Leonard Freed
“The more ambiguous a photograph is, the better. Otherwise, it would be propaganda.”
Leonard Freed Photographers are often sprinters. They capture their subject matter quickly, and then turn towards new goals. From this point of view, Leonard Freed is a long-distance runner who has pursued his projects over long periods of time. His photo documentaries took years to come to fruition. His quiet, respectful way of looking at life and people is what makes his work so fascinating, and what creates the visual power behind his poignant studies. They document a position that can be best described as “concerned photography”. Freed’s focus is not on stars, catastrophes, or spectacular events but on everyday situations, sensitive portraits of people in their individual social contexts.

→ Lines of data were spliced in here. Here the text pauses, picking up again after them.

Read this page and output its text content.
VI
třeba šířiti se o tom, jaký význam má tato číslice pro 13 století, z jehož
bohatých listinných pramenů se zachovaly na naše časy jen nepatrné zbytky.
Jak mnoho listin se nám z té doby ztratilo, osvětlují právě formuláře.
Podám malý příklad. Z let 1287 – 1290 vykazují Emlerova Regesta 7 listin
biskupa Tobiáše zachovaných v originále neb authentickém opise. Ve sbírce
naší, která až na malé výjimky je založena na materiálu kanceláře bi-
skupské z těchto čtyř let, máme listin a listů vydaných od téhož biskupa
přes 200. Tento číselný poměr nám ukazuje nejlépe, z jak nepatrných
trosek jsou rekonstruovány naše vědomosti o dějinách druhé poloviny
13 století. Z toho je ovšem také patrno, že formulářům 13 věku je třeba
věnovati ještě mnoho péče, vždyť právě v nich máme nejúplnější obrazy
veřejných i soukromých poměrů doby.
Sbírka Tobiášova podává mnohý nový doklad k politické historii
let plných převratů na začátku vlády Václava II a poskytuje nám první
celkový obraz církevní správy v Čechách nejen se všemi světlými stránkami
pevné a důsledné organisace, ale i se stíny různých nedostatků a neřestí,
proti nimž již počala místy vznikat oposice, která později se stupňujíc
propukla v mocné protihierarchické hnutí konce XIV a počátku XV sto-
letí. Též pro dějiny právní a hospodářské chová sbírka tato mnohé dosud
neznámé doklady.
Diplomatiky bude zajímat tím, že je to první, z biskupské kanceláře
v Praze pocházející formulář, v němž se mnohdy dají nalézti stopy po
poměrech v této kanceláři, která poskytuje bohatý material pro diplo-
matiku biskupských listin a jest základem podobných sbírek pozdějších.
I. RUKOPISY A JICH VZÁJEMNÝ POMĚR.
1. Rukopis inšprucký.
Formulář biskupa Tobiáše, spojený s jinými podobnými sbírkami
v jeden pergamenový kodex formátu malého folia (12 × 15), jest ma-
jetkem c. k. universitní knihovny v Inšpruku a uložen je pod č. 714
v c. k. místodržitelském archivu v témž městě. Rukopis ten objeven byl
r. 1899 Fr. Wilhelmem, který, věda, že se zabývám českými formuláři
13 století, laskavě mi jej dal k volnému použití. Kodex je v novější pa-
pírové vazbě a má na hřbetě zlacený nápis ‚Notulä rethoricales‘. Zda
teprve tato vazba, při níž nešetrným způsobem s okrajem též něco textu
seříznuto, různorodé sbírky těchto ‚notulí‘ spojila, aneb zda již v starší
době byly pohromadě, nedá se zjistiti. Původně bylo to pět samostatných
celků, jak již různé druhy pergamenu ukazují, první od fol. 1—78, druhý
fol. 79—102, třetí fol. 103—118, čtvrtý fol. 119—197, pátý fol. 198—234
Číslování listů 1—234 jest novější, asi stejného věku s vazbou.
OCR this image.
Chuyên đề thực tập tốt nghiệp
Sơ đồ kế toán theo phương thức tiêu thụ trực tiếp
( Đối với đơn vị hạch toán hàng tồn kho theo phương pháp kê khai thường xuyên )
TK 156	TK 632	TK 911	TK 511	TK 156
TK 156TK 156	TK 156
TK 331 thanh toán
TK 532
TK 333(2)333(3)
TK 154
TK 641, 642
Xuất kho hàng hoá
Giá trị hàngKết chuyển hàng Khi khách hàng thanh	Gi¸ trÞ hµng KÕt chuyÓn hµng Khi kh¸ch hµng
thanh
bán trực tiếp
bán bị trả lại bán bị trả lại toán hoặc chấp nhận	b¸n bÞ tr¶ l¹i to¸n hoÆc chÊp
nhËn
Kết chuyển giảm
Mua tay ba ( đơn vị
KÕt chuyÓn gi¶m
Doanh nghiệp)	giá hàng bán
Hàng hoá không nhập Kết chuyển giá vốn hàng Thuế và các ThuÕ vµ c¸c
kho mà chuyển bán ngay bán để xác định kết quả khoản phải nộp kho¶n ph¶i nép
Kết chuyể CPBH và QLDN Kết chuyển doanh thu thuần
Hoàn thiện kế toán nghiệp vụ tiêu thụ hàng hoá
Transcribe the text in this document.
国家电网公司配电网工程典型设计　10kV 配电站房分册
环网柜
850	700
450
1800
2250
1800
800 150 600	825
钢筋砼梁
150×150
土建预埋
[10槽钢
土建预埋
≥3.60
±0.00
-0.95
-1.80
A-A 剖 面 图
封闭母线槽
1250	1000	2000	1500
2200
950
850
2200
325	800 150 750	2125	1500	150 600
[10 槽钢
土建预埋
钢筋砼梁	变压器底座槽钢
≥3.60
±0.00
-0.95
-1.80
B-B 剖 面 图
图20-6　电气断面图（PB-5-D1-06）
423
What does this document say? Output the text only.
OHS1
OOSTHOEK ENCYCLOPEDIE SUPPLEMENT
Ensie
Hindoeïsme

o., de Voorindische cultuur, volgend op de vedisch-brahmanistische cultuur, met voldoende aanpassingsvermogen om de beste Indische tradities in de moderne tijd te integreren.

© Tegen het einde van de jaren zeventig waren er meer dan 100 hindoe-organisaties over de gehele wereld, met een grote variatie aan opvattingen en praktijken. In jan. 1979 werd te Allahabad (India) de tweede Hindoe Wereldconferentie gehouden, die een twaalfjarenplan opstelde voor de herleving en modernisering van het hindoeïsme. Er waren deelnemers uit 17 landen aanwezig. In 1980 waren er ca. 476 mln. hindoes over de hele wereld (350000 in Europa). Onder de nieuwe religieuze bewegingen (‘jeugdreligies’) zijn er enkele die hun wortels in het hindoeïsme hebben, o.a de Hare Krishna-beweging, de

For Freed, photography was a practical tool for better understanding the world—on the one hand to find his own identity, and on the other to disentangle social interactions and structures and attain clarity. The camera was his surgical instrument: he used it not only to explore the surfaces but to probe fundamental realities. Freed photographed Hassidic Jews not because he was one himself—he was born Jewish but was not religious—but because he could have been one of them. He photographed Germans to understand their violent actions against the Jews. He photographed African Americans because they were not granted equal rights as US citizens—a situation that disturbed Freed as an American, and one he sought to understand. He photographed the New York Police as a group that had become a victim of society’s mistakes, caught in the crossfire from all sides.